This assignment should be turned in for evaluation. To turn in the assignment, you will use the turnin command:
turnin -c 010 hangman.c
You may turn in the same file more than once. This will overwrite the earlier version. You may want to do this if you discover a mistake or make an improvement after turning in your assignment.
Write a C program to play Hangman. Your program should randomly select one of no fewer than 10 possible words to be guessed and play an interactive game of hangman. It should have at least the same features as my version, which you can run at /shared/terescoj/shared/cs010/hangman.
Be sure to comment your program well and be careful how you use your pointers. Use fixed-size character arrays to hold words only when you don't know how large the word is - all other times you should allocate the correct amount of memory using malloc().
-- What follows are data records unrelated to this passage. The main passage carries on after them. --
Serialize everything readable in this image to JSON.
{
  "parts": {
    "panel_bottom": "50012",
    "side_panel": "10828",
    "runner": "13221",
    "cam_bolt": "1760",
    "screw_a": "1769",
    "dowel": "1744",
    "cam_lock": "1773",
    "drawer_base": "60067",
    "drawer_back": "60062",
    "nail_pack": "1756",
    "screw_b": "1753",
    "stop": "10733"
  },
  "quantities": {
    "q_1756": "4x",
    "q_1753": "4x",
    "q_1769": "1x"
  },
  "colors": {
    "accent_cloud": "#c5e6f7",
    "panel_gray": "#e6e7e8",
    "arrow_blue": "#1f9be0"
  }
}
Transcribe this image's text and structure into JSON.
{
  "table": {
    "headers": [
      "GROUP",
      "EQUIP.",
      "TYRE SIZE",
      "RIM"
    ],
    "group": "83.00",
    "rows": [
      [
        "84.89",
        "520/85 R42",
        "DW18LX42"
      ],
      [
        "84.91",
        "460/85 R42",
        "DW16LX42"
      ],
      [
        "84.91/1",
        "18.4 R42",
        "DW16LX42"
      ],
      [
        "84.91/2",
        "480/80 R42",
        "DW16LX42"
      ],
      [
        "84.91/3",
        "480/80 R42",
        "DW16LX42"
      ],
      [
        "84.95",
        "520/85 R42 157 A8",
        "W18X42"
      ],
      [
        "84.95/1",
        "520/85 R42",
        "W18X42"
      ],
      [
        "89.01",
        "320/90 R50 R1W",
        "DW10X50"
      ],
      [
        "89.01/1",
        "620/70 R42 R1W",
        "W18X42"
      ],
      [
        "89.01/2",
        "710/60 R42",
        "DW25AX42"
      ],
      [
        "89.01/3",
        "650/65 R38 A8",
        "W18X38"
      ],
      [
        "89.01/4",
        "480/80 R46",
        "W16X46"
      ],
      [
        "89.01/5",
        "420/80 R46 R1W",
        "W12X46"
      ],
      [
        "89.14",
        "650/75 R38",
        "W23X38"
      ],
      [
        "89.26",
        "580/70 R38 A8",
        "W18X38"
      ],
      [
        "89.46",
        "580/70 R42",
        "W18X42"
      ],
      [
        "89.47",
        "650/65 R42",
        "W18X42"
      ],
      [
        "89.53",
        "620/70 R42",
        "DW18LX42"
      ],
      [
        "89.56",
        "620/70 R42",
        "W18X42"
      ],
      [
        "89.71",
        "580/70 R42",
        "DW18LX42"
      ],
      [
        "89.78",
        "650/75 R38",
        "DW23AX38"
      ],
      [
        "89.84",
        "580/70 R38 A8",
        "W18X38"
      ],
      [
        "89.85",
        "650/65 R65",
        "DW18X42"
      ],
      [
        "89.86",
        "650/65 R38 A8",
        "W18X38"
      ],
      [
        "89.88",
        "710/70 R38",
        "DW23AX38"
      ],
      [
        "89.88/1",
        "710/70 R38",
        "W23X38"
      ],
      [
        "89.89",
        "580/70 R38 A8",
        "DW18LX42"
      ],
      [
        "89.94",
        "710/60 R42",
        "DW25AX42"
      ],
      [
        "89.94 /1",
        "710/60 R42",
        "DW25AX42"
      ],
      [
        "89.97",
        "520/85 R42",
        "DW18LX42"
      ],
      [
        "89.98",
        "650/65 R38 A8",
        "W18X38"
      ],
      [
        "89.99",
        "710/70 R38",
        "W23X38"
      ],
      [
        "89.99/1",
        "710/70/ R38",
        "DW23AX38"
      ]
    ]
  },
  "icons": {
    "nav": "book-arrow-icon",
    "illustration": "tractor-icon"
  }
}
Be sure to free all the memory that you allocate before exiting the program. Call the program hangman.c when you turn it in.
You should definitely use gdb and/or ddd to help in the debugging process. You should also start early, since this project is just large enough to be a bit tricky.
The following functions will be helpful to you, and I recommend using them:
void ignore_junk() { while (getchar()!='\n'); } void randomize() { struct timeval tm; gettimeofday(&tm, 0); srand(tm.tv_sec); }The ignore_junk() function will read any extra input (such as newline characters) after you read in guesses. I recommend calling it after each scanf() or getchar() call you may use.
You can use the randomize() function to initialize the C random number generator. Call it at the beginning of your main program. After that, you can use the C library function rand() to get a random integer between 0 and the constant RAND_MAX. You can use this to get a random number in any range. Use man pages to find out what header files you'll need to include for the prototypes for the gettimeofday() function used in randomize and the srand() and rand() functions.